Analisi dei Settori Industriali - luglio 2013 - realizzata da Prometeia


Nel primo trimestre del 2013 l’Italia ha guadagnato quote di mercato in più della metà dei suoi sbocchi commerciali: il miglioramento della competitività internazionale sta consentendo un'attenuazione della caduta del fatturato dell'industria manifatturiera.


I ritmi di caduta del fatturato si stanno attenuando

Nei primi cinque mesi dell’anno la situazione congiunturale è rimasta critica. Il fatturato complessivo evidenzia infatti una flessione del 4.5% tendenziale, diffusa a livello settoriale: solo due settori anticiclici come alimentare e bevande e farmaceutica hanno registrato variazioni positive. Il ritmo di contrazione dell’attività produttiva sembra comunque in attenuazione e il dato dei primi cinque mesi appare in miglioramento proprio per alcuni settori particolarmente in difficoltà lo scorso anno, come elettronica, elettrodomestici e, in parte, mobili .

Migliora la competitività: guadagni di quote in più della metà dei nostri mercati di sbocco

Nei primi mesi del 2013, il sistema produttivo ha confermato la capacità di esportare a ritmi più sostenuti di quelli medi dei concorrenti europei.

Francia e Germania, in particolare, hanno subìto flessioni delle vendite superiori al 3%, in controtendenza rispetto al +1.3% sperimentato dal manifatturiero italiano.

In un contesto di domanda estera in rallentamento, l’industria italiana ha guadagnato quote in più della metà dei paesi di sbocco, con punte superiori al 70% per alimentare e bevande e farmaceutica e dati superiori alla media manifatturiera per buona parte della filiera metalmeccanica, dell’automotive e, dopo anni di forti difficoltà, dei prodotti e materiali per le costruzioni .

Guadagni di quote anche negli USA, in attesa del TTIP

Il miglioramento competitivo è evidente anche in un mercato di particolare importanza come gli Stati Uniti, dove le imprese italiane di molti settori potrebbero beneficiare nei prossimi anni degli esiti positivi dei negoziati per la liberalizzazione degli scambi e degli investimenti nell’ambito del Transatlantic Trade and Investment Partnership (TTIP). Per la struttura merceologica delle esportazioni verso gli Stati Uniti (soprattutto nel sistema moda e nell’alimentare e bevande), per la ridotta dimensione delle imprese esportatrici (che rendono i costi fissi determinati da alcune barriere non tariffarie molto più onerosi e difficili da sostenere) e per l’elevato grado di integrazione societaria tra le nostre aziende e quelle statunitensi in molti settori (meccanica, moda e chimica-farmaceutica), l’economia italiana potrebbe ricevere impulsi positivi da un’omogeneizzazione regolamentare tra le due sponde dell’Atlantico settentrionale.
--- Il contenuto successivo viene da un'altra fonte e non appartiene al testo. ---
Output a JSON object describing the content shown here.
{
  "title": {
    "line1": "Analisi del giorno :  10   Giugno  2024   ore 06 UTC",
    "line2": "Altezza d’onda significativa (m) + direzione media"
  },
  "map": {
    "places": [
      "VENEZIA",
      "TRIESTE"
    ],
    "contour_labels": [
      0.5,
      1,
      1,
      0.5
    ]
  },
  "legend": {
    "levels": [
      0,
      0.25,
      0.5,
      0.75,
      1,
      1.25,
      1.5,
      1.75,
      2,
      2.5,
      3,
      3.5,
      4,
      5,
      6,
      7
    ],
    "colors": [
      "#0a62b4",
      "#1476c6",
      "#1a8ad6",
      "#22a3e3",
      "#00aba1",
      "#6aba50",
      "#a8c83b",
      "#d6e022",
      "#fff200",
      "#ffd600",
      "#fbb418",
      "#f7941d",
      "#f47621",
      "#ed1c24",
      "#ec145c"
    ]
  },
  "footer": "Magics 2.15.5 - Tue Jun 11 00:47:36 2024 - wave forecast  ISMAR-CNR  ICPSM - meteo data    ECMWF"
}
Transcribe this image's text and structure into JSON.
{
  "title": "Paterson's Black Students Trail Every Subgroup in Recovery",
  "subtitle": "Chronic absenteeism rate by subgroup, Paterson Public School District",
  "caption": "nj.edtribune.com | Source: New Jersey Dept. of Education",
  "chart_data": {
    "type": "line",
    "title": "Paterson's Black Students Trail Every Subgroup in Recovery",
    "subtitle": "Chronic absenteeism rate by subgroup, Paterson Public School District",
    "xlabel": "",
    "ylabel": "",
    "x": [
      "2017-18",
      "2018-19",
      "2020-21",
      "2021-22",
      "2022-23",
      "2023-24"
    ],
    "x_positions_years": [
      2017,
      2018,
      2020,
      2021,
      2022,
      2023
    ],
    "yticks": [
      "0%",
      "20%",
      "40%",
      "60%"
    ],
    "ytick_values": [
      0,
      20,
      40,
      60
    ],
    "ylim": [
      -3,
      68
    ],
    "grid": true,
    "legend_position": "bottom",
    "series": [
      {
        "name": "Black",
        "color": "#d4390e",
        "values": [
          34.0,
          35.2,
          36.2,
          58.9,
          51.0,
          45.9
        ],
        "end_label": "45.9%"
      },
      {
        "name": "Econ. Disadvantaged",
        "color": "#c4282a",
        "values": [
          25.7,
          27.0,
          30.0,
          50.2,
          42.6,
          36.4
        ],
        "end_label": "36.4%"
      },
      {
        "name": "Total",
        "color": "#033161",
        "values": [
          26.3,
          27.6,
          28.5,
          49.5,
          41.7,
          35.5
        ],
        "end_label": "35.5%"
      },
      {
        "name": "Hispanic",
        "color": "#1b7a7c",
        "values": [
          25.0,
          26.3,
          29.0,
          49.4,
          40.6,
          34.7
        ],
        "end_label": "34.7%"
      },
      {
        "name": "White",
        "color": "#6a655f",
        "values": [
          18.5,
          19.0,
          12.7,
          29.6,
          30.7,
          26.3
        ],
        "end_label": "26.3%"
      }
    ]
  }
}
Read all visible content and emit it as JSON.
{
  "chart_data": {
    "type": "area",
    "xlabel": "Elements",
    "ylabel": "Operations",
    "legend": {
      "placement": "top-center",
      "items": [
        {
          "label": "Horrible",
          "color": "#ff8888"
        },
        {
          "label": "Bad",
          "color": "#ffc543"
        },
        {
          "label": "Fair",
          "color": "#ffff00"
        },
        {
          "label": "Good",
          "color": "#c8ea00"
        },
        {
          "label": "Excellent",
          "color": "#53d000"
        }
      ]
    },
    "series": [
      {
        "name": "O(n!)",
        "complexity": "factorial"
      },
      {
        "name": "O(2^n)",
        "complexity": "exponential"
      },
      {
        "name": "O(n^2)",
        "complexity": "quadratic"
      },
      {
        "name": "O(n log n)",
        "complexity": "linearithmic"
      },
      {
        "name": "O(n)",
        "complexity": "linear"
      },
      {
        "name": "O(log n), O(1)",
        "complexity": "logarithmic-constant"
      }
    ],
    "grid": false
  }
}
Preoccupazioni dalla Cina per la caduta delle sue importazioni di beni strumentali

Suscita, invece, qualche apprensione la flessione, in atto da oltre un anno, delle importazioni cinesi di beni strumentali, dato il ruolo di questi prodotti sull’export italiano.

Le ragioni di tale contrazione discendono da un mix di fattori, alcuni di natura ciclica, come il rallentamento economico avviatosi dopo il 2011 e non ancora pienamente cessato, e altri strutturali, facenti capo al rafforzamento competitivo della Cina nel settore della meccanica, come evidenziato dal forte miglioramento del saldo normalizzato. Occorrerà pertanto prestare sempre maggior attenzione alla crescente competizione che la Cina potrà portare ai grandi produttori tradizionali come Italia, Germania e Giappone.